Over a period of months, Marek Edelman saw 400,000 people walk past him and go to their deaths. He was a messenger at the ghetto hospital, and stood at the place where the Jews were assembled in Warsaw to be deported to the death camps. His job was to save a handful of individuals classified as too sick to be transported to their deaths, according to the insane logic of the time. He was in fact one of the very few in the Warsaw ghetto who had a pass to go the 'Aryan' side, and could have escaped at any time, but he used this opportunity to deliver reports between the resistance groups inside and outside the ghetto. Many of the detailed wartime reports informing the Allies about the ghettos and the death camps were delivered via his hands.
Marek Edelman, together with a handful of young street toughs and political activists, formed the Jewish Combat Organisation (ZOB) and led the Warsaw Ghetto Uprising. He was the only commander to survive, and he wrote the definitive report of what happened, the pamphlet entitled 'The Ghetto Fights' . A few hundred young people fought thousands of heavily armed Germans as they moved in to liquidate the ghetto and kill the few thousand remaining there. Against all the odds, they fought on for weeks, district by district, street by street, house by house, room by room. The other leaders of the ZOB committed suicide in their bunker as the attackers closed in on them. Edelmann continued the fight, and led a small contingent out via the sewers. He refused to allow some non-combattants to accompany the group, and those left behind died. As they waited for almost two days in the narrow fetid tunnel, he sent a small group away to find another exit. Then their helpers arrived and opened the manhole cover, and the small group was never saved.

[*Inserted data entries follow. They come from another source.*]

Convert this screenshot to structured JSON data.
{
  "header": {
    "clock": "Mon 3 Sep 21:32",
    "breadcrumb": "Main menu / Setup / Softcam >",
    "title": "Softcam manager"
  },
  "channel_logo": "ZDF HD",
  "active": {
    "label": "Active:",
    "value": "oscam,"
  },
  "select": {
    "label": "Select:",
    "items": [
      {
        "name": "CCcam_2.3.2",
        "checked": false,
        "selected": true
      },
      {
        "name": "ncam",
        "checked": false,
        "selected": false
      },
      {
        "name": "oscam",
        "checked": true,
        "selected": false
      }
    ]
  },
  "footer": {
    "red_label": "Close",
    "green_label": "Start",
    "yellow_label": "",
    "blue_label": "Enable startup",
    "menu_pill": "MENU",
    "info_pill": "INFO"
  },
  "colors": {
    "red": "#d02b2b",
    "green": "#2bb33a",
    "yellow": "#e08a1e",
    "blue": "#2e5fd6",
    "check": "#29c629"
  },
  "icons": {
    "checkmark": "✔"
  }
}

Marek Edelman survived the Warsaw Uprising, fighting with the red and white armband of the Home Army. When Warsaw was destroyed, he walked to the second largest city in Poland, Lodz, and signed up for a medical degree. Marek Edelman was not a Zionist, and had no wish to leave his country.
Marek Edelman believed in God, but he believed that God was trying to kill people. He took it upon himself to protect those in danger and to save the few that he could, whether by taking up arms or treating his patients. Edelman became a cardiologist, and saw many of his patients die. He became a innovative and daring surgeon, developed radical new heart surgery techniques and saved many lives. His mission was to shield the fragile flickering flame of human life from a vengeful and murderous deity.
Marek Edelman refused the label of hero, and chose not to speak about his experiences for several decades. He refused opportunities to take revenge, or even to condemn the Germans. He was asked to give evidence against Jürgen Stroop, commander of the German troops in the liquidation of the ghetto, but said that he's never seen the man before, and did not have evidence to contradict Stroop's statements. Stroop was condemned to death in any case.
Marek Edelman rejected the implication that those who had gone quietly to their deaths were somehow less heroic. When he did finally speak, he claimed that to take up arms was not heroic, but that they had simply chosen the means of their deaths, and he had somehow survived. He explained how those who had been seen as heros in the ghetto at the time were the doctors and nurses who had killed their patients to save them from execution by the German troops. In an interview in the 1970s, he described how, as the Germans surrounded the ghetto hospital, the doctors and nurses gave lethal doses of poison to their patients. A doctor delivered a baby and handed it to a nurse, who knew what to do. She smothered the baby. Edelman says that this nurse was a hero. She survived and became a leading paediatrician after the war. The interviewer does not press the point, but knew that Edelman's wife, Alina, was a nurse in the ghetto who later became a paediatrician.
Marek Edelman lived through the disgraceful anti-semitic purges in Poland in 1968. He lost his job, and his wife and daughter emigrated to France, but he simply took up a post in another hospital in Lodz.
In the 1970s he joined the Workers' Defence Committee and was involved with several political groups opposing Poland's Communist regime. He took part in the Polish Round Table Talks of 1989 as a member of Solidarity. He did not wish to stay active in party politics, but continued to work as a cardiologist into old age, and continued to speak out controversially on many issues. Marek Edelman was never a pacifist. He welcomed NATO's air strikes against Serbia, claiming that another Holocaust must be stopped. His analysis of what was happening in Bosnia, and the supposed remedy, were deeply controversial and problematic. But his willingness to go against the grain and take unpopular positions, his ability to raise and go to the heart of extremely uncomfortable issues, and his outright bravery should be an inspiration to us all.